Twiddle Gray and Twiddle Orange are both looking at me funny right now, considering what was cut into, and Bri is starting to pick that up as she’s putting her keys and shit away.
“So! What were you all talking about? Are you finally leaving me?”
“Food, actually. We were thinking that Himalayan place you like. They can eat the basic bitch shit, I was gonna grab us fried okra and tandoori.”
“I hope you aren’t expecting me to pick my ass up from the couch, now. That shit, ain’t happening. Long day working with by-the-book dunderfucks.”
The Twiddles give each a look, then, and then Ethan launches in.

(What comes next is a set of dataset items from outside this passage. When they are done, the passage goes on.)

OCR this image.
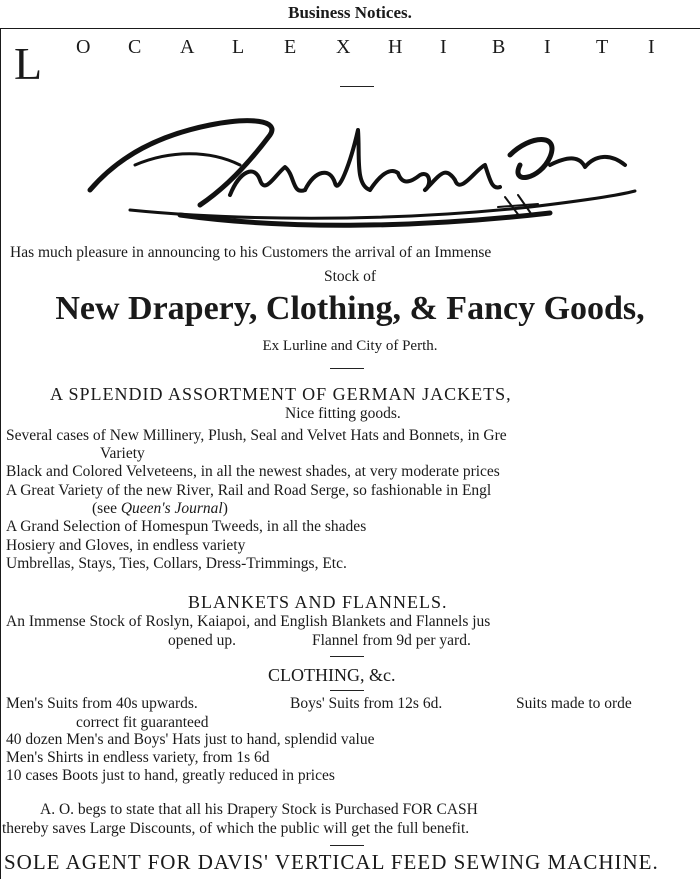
Business Notices.
L O C A L E X H I B I T I
Has much pleasure in announcing to his Customers the arrival of an Immense
Stock of
New Drapery, Clothing, & Fancy Goods,
Ex Lurline and City of Perth.
A SPLENDID ASSORTMENT OF GERMAN JACKETS,
Nice fitting goods.
Several cases of New Millinery, Plush, Seal and Velvet Hats and Bonnets, in Gre
Variety
Black and Colored Velveteens, in all the newest shades, at very moderate prices
A Great Variety of the new River, Rail and Road Serge, so fashionable in Engl
(see Queen's Journal)
A Grand Selection of Homespun Tweeds, in all the shades
Hosiery and Gloves, in endless variety
Umbrellas, Stays, Ties, Collars, Dress-Trimmings, Etc.
BLANKETS AND FLANNELS.
An Immense Stock of Roslyn, Kaiapoi, and English Blankets and Flannels jus
opened up.	Flannel from 9d per yard.
CLOTHING, &c.
Men's Suits from 40s upwards.	Boys' Suits from 12s 6d.	Suits made to orde
correct fit guaranteed
40 dozen Men's and Boys' Hats just to hand, splendid value
Men's Shirts in endless variety, from 1s 6d
10 cases Boots just to hand, greatly reduced in prices
A. O. begs to state that all his Drapery Stock is Purchased FOR CASH
thereby saves Large Discounts, of which the public will get the full benefit.
SOLE AGENT FOR DAVIS' VERTICAL FEED SEWING MACHINE.
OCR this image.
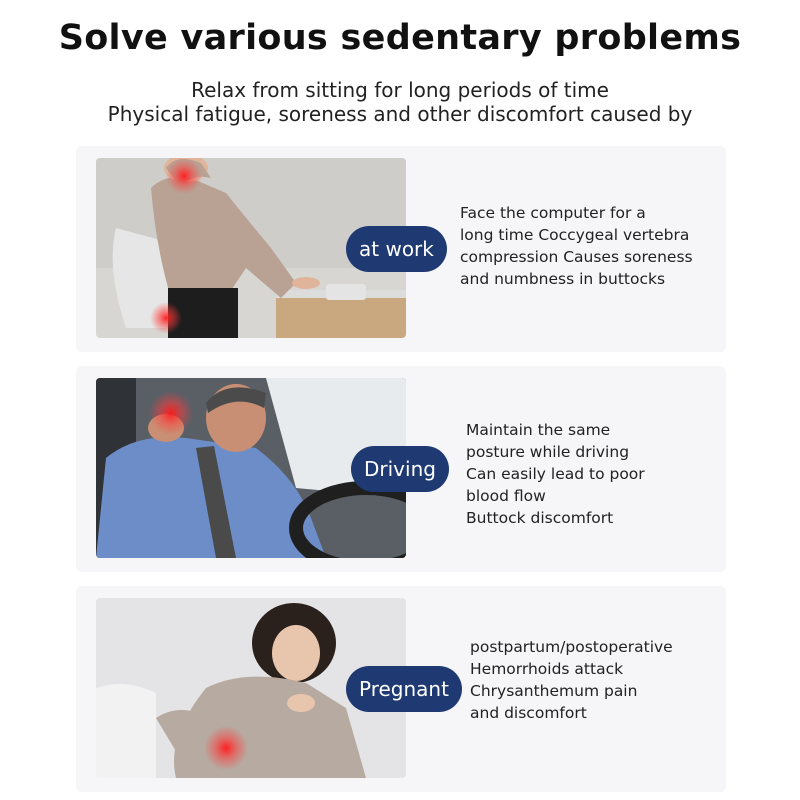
Solve various sedentary problems
Relax from sitting for long periods of time
Physical fatigue, soreness and other discomfort caused by
at work
Face the computer for a
long time Coccygeal vertebra
compression Causes soreness
and numbness in buttocks
Driving
Maintain the same
posture while driving
Can easily lead to poor
blood flow
Buttock discomfort
Pregnant
postpartum/postoperative
Hemorrhoids attack
Chrysanthemum pain
and discomfort
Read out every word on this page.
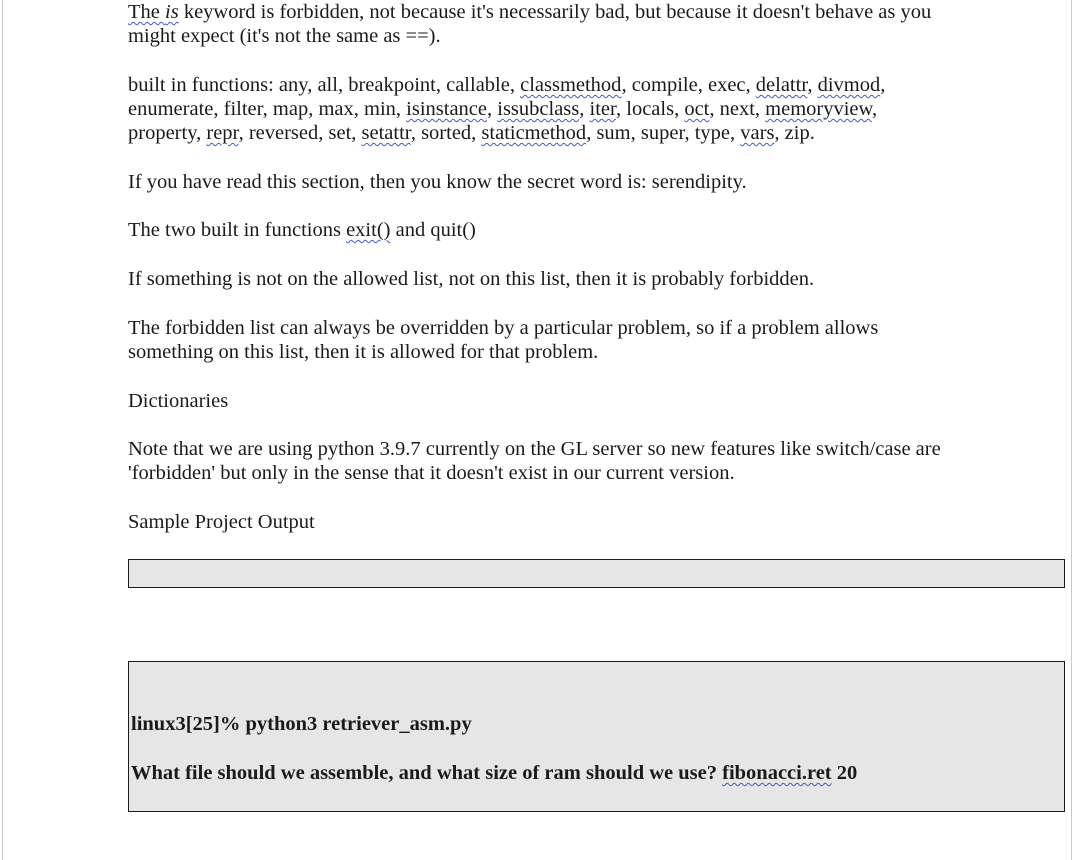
The is keyword is forbidden, not because it's necessarily bad, but because it doesn't behave as you might expect (it's not the same as ==).

built in functions: any, all, breakpoint, callable, classmethod, compile, exec, delattr, divmod, enumerate, filter, map, max, min, isinstance, issubclass, iter, locals, oct, next, memoryview, property, repr, reversed, set, setattr, sorted, staticmethod, sum, super, type, vars, zip.

If you have read this section, then you know the secret word is: serendipity.

The two built in functions exit() and quit()

If something is not on the allowed list, not on this list, then it is probably forbidden.

The forbidden list can always be overridden by a particular problem, so if a problem allows something on this list, then it is allowed for that problem.

Dictionaries

Note that we are using python 3.9.7 currently on the GL server so new features like switch/case are 'forbidden' but only in the sense that it doesn't exist in our current version.

Sample Project Output

linux3[25]% python3 retriever_asm.py
What file should we assemble, and what size of ram should we use? fibonacci.ret 20
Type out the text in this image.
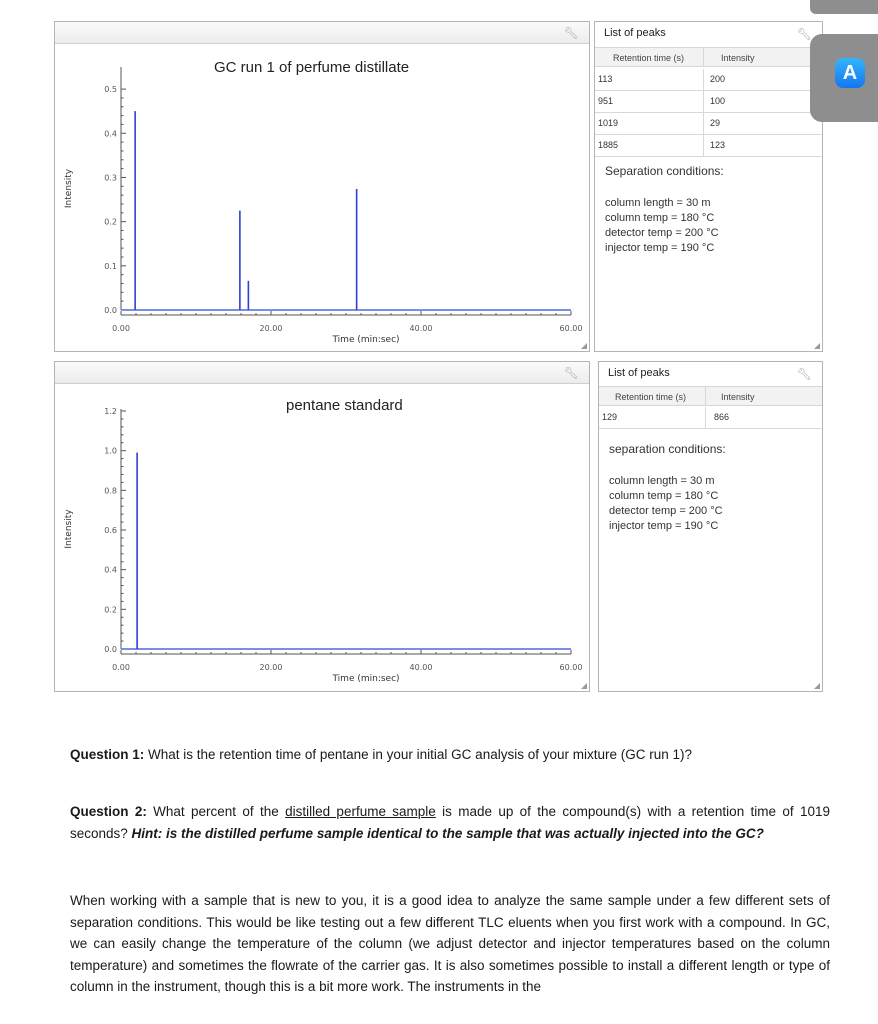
🔧︎
GC run 1 of perfume distillate
0.0
0.1
0.2
0.3
0.4
0.5
0.00	20.00	40.00	60.00
Time (min:sec)
Intensity
List of peaks	🔧︎
Retention time (s)	Intensity
Separation conditions:
column length = 30 m
column temp = 180 °C
detector temp = 200 °C
injector temp = 190 °C
113	200
951	100
1019	29
1885	123
🔧︎
pentane standard
0.0
0.2
0.4
0.6
0.8
1.0
1.2
0.00	20.00	40.00	60.00
Time (min:sec)
Intensity
List of peaks	🔧︎
Retention time (s)	Intensity
separation conditions:
column length = 30 m
column temp = 180 °C
detector temp = 200 °C
injector temp = 190 °C
129	866
Question 1: What is the retention time of pentane in your initial GC analysis of your mixture (GC run 1)?
Question 2: What percent of the distilled perfume sample is made up of the compound(s) with a retention time of 1019 seconds? Hint: is the distilled perfume sample identical to the sample that was actually injected into the GC?
When working with a sample that is new to you, it is a good idea to analyze the same sample under a few different sets of separation conditions. This would be like testing out a few different TLC eluents when you first work with a compound. In GC, we can easily change the temperature of the column (we adjust detector and injector temperatures based on the column temperature) and sometimes the flowrate of the carrier gas. It is also sometimes possible to install a different length or type of column in the instrument, though this is a bit more work. The instruments in the
A
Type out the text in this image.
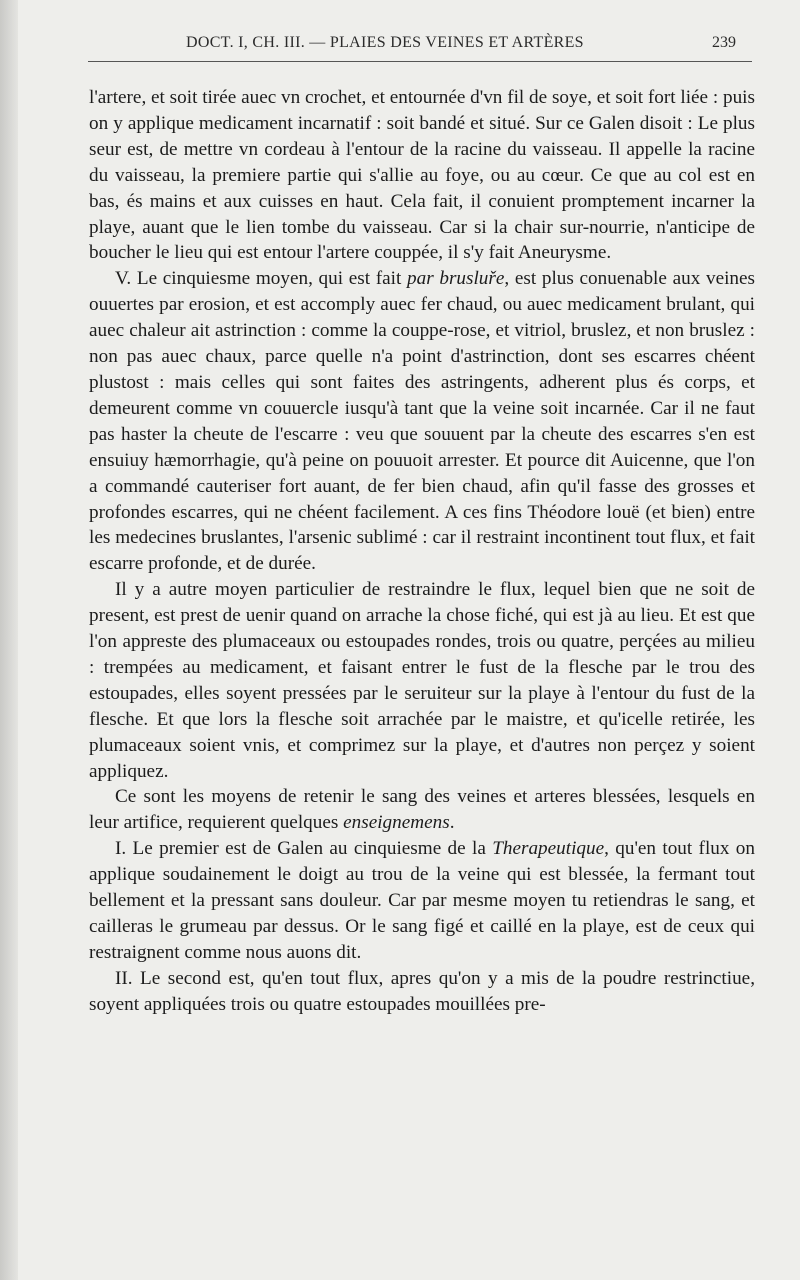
DOCT. I, CH. III. — PLAIES DES VEINES ET ARTÈRES	239

l'artere, et soit tirée auec vn crochet, et entournée d'vn fil de soye, et soit fort liée : puis on y applique medicament incarnatif : soit bandé et situé. Sur ce Galen disoit : Le plus seur est, de mettre vn cordeau à l'entour de la racine du vaisseau. Il appelle la racine du vaisseau, la premiere partie qui s'allie au foye, ou au cœur. Ce que au col est en bas, és mains et aux cuisses en haut. Cela fait, il conuient promptement incarner la playe, auant que le lien tombe du vaisseau. Car si la chair sur-nourrie, n'anticipe de boucher le lieu qui est entour l'artere couppée, il s'y fait Aneurysme.

V. Le cinquiesme moyen, qui est fait par brusluře, est plus conuenable aux veines ouuertes par erosion, et est accomply auec fer chaud, ou auec medicament brulant, qui auec chaleur ait astrinction : comme la couppe-rose, et vitriol, bruslez, et non bruslez : non pas auec chaux, parce quelle n'a point d'astrinction, dont ses escarres chéent plustost : mais celles qui sont faites des astringents, adherent plus és corps, et demeurent comme vn couuercle iusqu'à tant que la veine soit incarnée. Car il ne faut pas haster la cheute de l'escarre : veu que souuent par la cheute des escarres s'en est ensuiuy hæmorrhagie, qu'à peine on pouuoit arrester. Et pource dit Auicenne, que l'on a commandé cauteriser fort auant, de fer bien chaud, afin qu'il fasse des grosses et profondes escarres, qui ne chéent facilement. A ces fins Théodore louë (et bien) entre les medecines bruslantes, l'arsenic sublimé : car il restraint incontinent tout flux, et fait escarre profonde, et de durée.

Il y a autre moyen particulier de restraindre le flux, lequel bien que ne soit de present, est prest de uenir quand on arrache la chose fiché, qui est jà au lieu. Et est que l'on appreste des plumaceaux ou estoupades rondes, trois ou quatre, perçées au milieu : trempées au medicament, et faisant entrer le fust de la flesche par le trou des estoupades, elles soyent pressées par le seruiteur sur la playe à l'entour du fust de la flesche. Et que lors la flesche soit arrachée par le maistre, et qu'icelle retirée, les plumaceaux soient vnis, et comprimez sur la playe, et d'autres non perçez y soient appliquez.

Ce sont les moyens de retenir le sang des veines et arteres blessées, lesquels en leur artifice, requierent quelques enseignemens.

I. Le premier est de Galen au cinquiesme de la Therapeutique, qu'en tout flux on applique soudainement le doigt au trou de la veine qui est blessée, la fermant tout bellement et la pressant sans douleur. Car par mesme moyen tu retiendras le sang, et cailleras le grumeau par dessus. Or le sang figé et caillé en la playe, est de ceux qui restraignent comme nous auons dit.

II. Le second est, qu'en tout flux, apres qu'on y a mis de la poudre restrinctiue, soyent appliquées trois ou quatre estoupades mouillées pre-
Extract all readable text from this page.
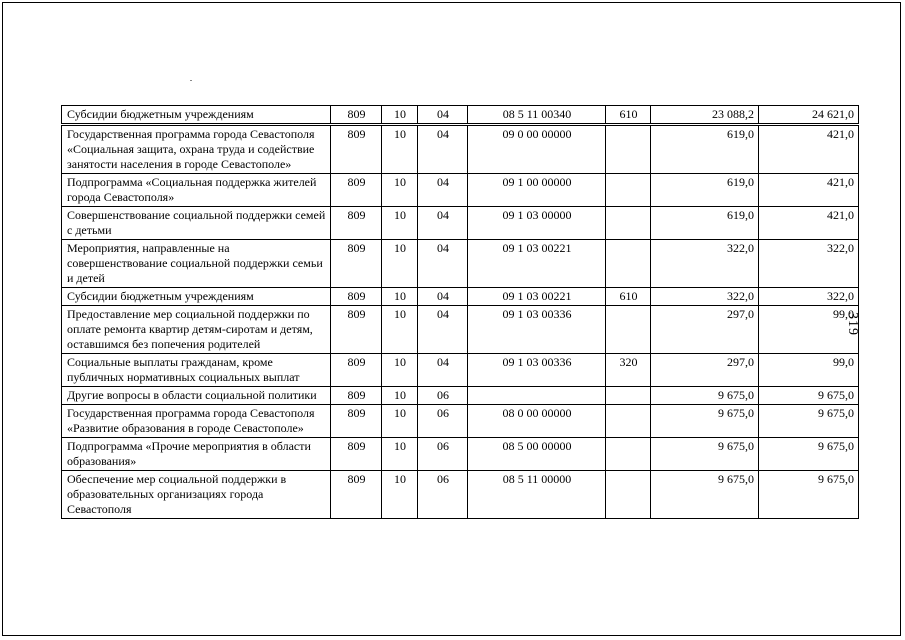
319
Субсидии бюджетным учреждениям	809	10	04	08 5 11 00340	610	23 088,2	24 621,0
Государственная программа города Севастополя «Социальная защита, охрана труда и содействие занятости населения в городе Севастополе»	809	10	04	09 0 00 00000		619,0	421,0
Подпрограмма «Социальная поддержка жителей города Севастополя»	809	10	04	09 1 00 00000		619,0	421,0
Совершенствование социальной поддержки семей с детьми	809	10	04	09 1 03 00000		619,0	421,0
Мероприятия, направленные на совершенствование социальной поддержки семьи и детей	809	10	04	09 1 03 00221		322,0	322,0
Субсидии бюджетным учреждениям	809	10	04	09 1 03 00221	610	322,0	322,0
Предоставление мер социальной поддержки по оплате ремонта квартир детям-сиротам и детям, оставшимся без попечения родителей	809	10	04	09 1 03 00336		297,0	99,0
Социальные выплаты гражданам, кроме публичных нормативных социальных выплат	809	10	04	09 1 03 00336	320	297,0	99,0
Другие вопросы в области социальной политики	809	10	06			9 675,0	9 675,0
Государственная программа города Севастополя «Развитие образования в городе Севастополе»	809	10	06	08 0 00 00000		9 675,0	9 675,0
Подпрограмма «Прочие мероприятия в области образования»	809	10	06	08 5 00 00000		9 675,0	9 675,0
Обеспечение мер социальной поддержки в образовательных организациях города Севастополя	809	10	06	08 5 11 00000		9 675,0	9 675,0
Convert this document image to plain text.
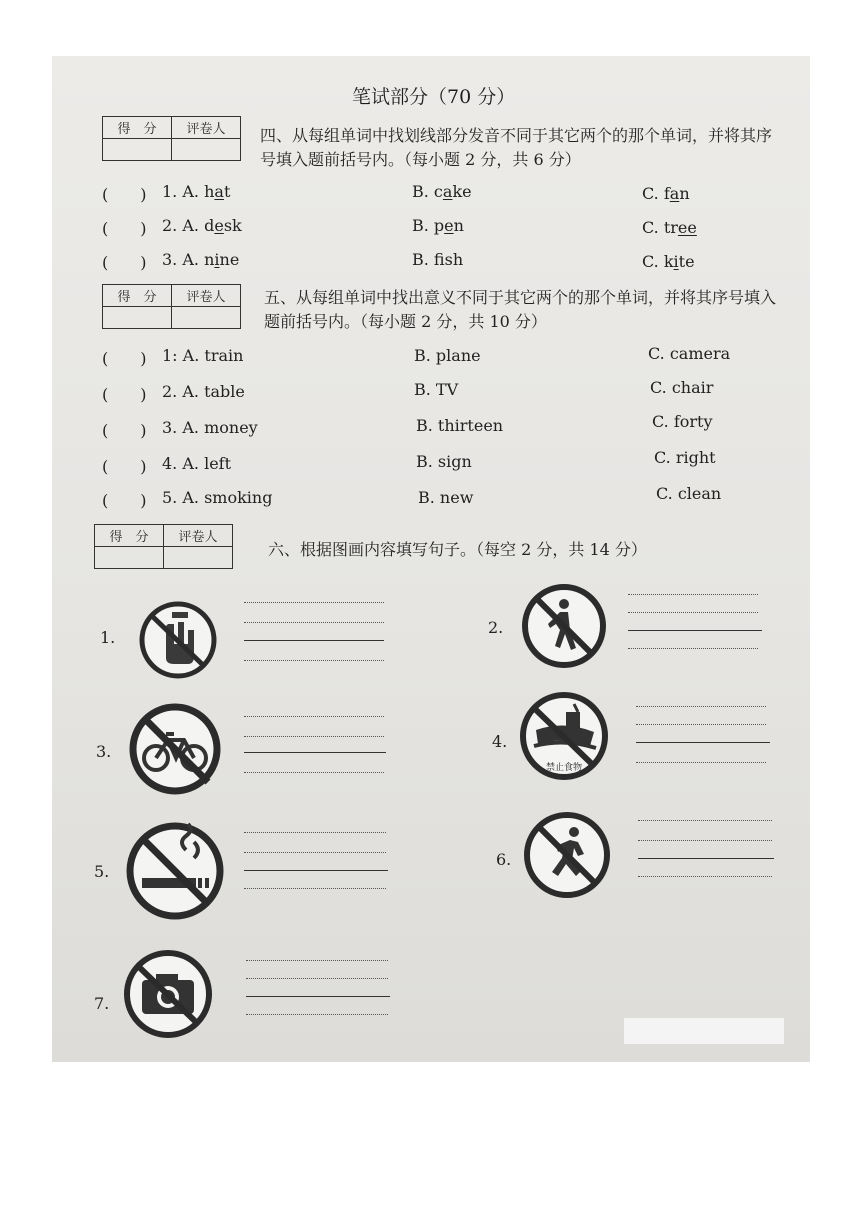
笔试部分（70 分）
得　分	评卷人
	四、从每组单词中找划线部分发音不同于其它两个的那个单词，并将其序号填入题前括号内。（每小题 2 分，共 6 分）
(　　) 1. A. hat	B. cake	C. fan
(　　) 2. A. desk	B. pen	C. tree
(　　) 3. A. nine	B. fsh	C. kite
得　分	评卷人
	五、从每组单词中找出意义不同于其它两个的那个单词，并将其序号填入题前括号内。（每小题 2 分，共 10 分）
(　　) 1: A. train	B. plane	C. camera
(　　) 2. A. table	B. TV	C. chair
(　　) 3. A. money	B. thirteen	C. forty
(　　) 4. A. left	B. sign	C. right
(　　) 5. A. smoking	B. new	C. clean
得　分	评卷人

六、根据图画内容填写句子。（每空 2 分，共 14 分）
1.
2.
3.
4.
禁止食物
5.
6.
7.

“Nah… naaaaah. You know what? You sit there. You hang out. The three of us will walk down, sober up.”
“With how you made my fucking apartment smell, not sure if that’s gonna happen. But ‘kay. Have fun, leave me all alone. After I just came back from work. A l o n e.”
The three of us are already draining our waters and grabbing our jackets and wallets. I push Elena towards the door and Ethan is right after her as I shoot back at her,
“Shut the fuck up, you whiny bitch. Thirty minutes. You’d be spending it ignoring us and doing your shitty Buzzfeed quizzes anyway.”
“I mean - you’re right. But you’re still leaving me alone. Shit friends. Shit girlfriend,” she sighs, “What a shit life.”
Elena is the one pushing me through the door now by my arm, forcing me and Ethan’s fat asses into the hallway as she tries to assure Bri.